There are lots of times in which I've needed to examine one document by use
of a script that resides inside another. Using lists of attributes to do
that has been rather important, though if those lists were accessible as
properties of objects rather than as nodes themselves (as in some sort of
multinary relation rather than as a tree structure) that would be fine as
well. Learners of this stuff seem to have trouble with the fact that lists
cannot be indexed through array notation -- i.e., that nodes[1] cannot be
used in place of nodes.item(i) in some namespaces, but apparently can in
HTML.
Though I have only played a little with compound documents or with document
fragments, it seems like viewing all nodes as accessible through
getElementById is awfully dependent on how one finds the "document"
associated with the appropriate segment of a mixed NS document. In SVG
nestled inside HTML, for example, implementations have differed in terms of
how that document is retrieved as a function of browser, and the type of tag
(object, iframe, frame, or embed) in which the svg is placed. The ability to
"root" one's search directly at a certain level in the parent DOM, might
help in cases where mixed name spaces could lead to conflicts of the
assumption of unique id's.
Perhaps this has been addressed already, since I'm pretty sure the folks
involved in this conversation know more about what they are talking about
than I do.
cheers
David
----- Original Message -----
From: "Calogero Alex Baldacchino" <[EMAIL PROTECTED]>
To: "Jonas Sicking" <[EMAIL PROTECTED]>
Cc: "WHAT Working Group" <[email protected]>; "Simon Pieters"
<[EMAIL PROTECTED]>
Sent: Monday, December 08, 2008 6:47 PM
Subject: Re: [whatwg] Use cases for Node.getElementById
Jonas Sicking ha scritto:
I see the Element interface no more contains methods to handle Attr
nodes: since those are described as not being child nodes of an
Element, in W3C specifications, there will be any other way to handle
attributes as nodes, the 'nature' of Attr nodes is going to change, or
is there a too little use (and/or support) of them, such that the Attr
interface might be quite close to its 'end of life'?
I'm not sure what to do with attributes. I'd like to drop support for
attribute nodes (being moved around, etc), if possible, but keep the
.attributes list and be able to use .value etc on each attribute.
Oooh, this is an interesting idea. It'd be great if we could make
attributes not be nodes but rather some other type of object.

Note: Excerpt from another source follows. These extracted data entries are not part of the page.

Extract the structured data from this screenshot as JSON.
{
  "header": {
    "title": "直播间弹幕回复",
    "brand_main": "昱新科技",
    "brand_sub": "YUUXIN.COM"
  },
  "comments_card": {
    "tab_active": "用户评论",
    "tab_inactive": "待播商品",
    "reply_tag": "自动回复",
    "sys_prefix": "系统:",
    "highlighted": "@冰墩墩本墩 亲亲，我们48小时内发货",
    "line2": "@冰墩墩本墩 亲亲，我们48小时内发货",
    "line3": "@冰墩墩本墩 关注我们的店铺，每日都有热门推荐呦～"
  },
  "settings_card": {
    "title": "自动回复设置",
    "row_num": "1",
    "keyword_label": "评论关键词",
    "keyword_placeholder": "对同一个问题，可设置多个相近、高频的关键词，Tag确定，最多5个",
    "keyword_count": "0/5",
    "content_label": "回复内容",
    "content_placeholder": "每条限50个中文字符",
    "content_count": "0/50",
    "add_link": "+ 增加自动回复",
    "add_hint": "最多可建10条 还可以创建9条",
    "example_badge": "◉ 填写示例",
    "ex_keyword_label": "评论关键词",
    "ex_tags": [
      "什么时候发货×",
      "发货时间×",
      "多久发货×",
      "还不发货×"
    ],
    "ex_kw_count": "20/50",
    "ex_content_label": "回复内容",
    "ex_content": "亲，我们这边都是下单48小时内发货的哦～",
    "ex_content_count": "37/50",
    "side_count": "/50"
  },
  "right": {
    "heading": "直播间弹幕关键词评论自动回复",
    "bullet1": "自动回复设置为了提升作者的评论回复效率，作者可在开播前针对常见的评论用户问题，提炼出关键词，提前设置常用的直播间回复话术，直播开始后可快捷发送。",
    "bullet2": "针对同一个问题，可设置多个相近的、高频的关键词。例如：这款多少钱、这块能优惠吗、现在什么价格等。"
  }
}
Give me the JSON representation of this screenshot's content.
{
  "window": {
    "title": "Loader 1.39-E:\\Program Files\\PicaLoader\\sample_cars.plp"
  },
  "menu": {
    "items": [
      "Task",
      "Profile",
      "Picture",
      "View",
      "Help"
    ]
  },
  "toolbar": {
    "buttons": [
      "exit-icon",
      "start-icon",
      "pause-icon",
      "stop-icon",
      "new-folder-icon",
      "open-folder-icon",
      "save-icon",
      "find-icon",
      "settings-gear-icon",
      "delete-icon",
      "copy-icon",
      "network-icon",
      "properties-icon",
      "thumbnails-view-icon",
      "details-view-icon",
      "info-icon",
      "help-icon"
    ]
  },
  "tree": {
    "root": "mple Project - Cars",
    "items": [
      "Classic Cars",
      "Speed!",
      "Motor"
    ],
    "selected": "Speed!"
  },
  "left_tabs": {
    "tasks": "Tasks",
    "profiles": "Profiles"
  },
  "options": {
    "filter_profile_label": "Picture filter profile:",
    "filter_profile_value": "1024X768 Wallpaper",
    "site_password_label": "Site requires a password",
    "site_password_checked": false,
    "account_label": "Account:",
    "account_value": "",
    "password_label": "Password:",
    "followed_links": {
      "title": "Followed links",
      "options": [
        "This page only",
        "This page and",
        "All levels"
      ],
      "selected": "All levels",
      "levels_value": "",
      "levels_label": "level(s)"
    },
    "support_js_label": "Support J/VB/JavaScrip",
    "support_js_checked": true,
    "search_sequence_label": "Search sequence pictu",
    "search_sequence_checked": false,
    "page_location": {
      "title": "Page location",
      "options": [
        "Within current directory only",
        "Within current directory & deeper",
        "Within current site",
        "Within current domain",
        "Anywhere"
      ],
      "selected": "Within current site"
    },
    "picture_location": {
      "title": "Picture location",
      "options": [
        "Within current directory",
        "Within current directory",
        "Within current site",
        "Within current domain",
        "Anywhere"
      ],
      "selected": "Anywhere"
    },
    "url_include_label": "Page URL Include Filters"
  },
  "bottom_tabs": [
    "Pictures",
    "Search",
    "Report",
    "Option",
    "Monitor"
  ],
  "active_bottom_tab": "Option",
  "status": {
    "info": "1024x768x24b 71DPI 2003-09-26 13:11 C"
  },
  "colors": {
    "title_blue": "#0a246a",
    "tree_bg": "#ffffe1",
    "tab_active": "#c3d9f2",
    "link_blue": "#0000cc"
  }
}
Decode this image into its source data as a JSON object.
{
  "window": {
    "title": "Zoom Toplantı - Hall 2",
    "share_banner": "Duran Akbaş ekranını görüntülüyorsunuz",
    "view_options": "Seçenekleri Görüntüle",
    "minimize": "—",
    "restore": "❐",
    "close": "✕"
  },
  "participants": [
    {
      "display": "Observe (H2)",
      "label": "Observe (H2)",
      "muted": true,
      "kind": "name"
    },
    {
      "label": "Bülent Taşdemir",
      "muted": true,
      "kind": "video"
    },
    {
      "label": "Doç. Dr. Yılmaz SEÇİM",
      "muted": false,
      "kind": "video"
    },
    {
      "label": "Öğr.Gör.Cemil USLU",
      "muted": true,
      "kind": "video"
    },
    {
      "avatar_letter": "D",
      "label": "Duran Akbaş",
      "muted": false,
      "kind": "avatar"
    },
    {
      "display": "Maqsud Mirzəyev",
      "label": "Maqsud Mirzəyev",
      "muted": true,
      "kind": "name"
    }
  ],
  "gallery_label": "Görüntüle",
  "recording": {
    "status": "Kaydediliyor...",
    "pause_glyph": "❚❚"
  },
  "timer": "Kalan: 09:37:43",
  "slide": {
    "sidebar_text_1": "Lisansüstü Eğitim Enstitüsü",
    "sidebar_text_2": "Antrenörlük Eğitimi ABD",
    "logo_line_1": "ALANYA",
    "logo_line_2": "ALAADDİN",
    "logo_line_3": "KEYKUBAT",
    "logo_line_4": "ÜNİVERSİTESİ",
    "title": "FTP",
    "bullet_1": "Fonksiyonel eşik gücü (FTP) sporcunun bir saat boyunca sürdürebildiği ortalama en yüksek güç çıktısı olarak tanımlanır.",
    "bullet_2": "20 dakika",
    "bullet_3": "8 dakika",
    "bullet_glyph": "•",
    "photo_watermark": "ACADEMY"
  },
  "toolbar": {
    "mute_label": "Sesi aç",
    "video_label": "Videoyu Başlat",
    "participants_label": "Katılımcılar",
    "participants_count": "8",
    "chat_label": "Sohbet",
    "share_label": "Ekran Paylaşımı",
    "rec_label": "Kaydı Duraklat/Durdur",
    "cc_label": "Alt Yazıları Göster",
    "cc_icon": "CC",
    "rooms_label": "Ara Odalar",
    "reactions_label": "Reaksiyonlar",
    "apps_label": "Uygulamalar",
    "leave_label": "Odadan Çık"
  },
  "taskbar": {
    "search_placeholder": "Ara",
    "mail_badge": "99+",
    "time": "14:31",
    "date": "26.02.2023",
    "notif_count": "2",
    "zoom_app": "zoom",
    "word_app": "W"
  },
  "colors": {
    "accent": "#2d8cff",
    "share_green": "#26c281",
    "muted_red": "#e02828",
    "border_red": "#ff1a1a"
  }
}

Ideally I'd like for them to not exist at all, and have people just use
getAttribute(NS) instead. I've never thought that their usefulness
outweighed their complexity.
/ Jonas
Effectively, Attrs are nodes, but aren't used as 'normal' nodes; that's
complex. Perhaps they might have been defined as not inheriting from Node
since their introduction. If creating two new interfaces, one replacing
Attrs (perhaps called Attr as well, but not inheriting from Node), the
other to list attributes (AttributeCollection?), doesn't rise any issue on
backward compatibility, or it solves more problems than it may create,
that's not a bad idea. :-)
For sure, getting/setting an attribute as a property of an element,
through getter/setter methods taking and returning strings is easier and
perhaps the best choice in most cases, but there might be use cases where
the possibility to access an element's attributes as a list is worth it,
so, perhaps, should the drop of Attr be filed for a deep analysis and a
possible actuation in a successive version of Web DOM Core (maybe
modifying the Attr interface in the current)?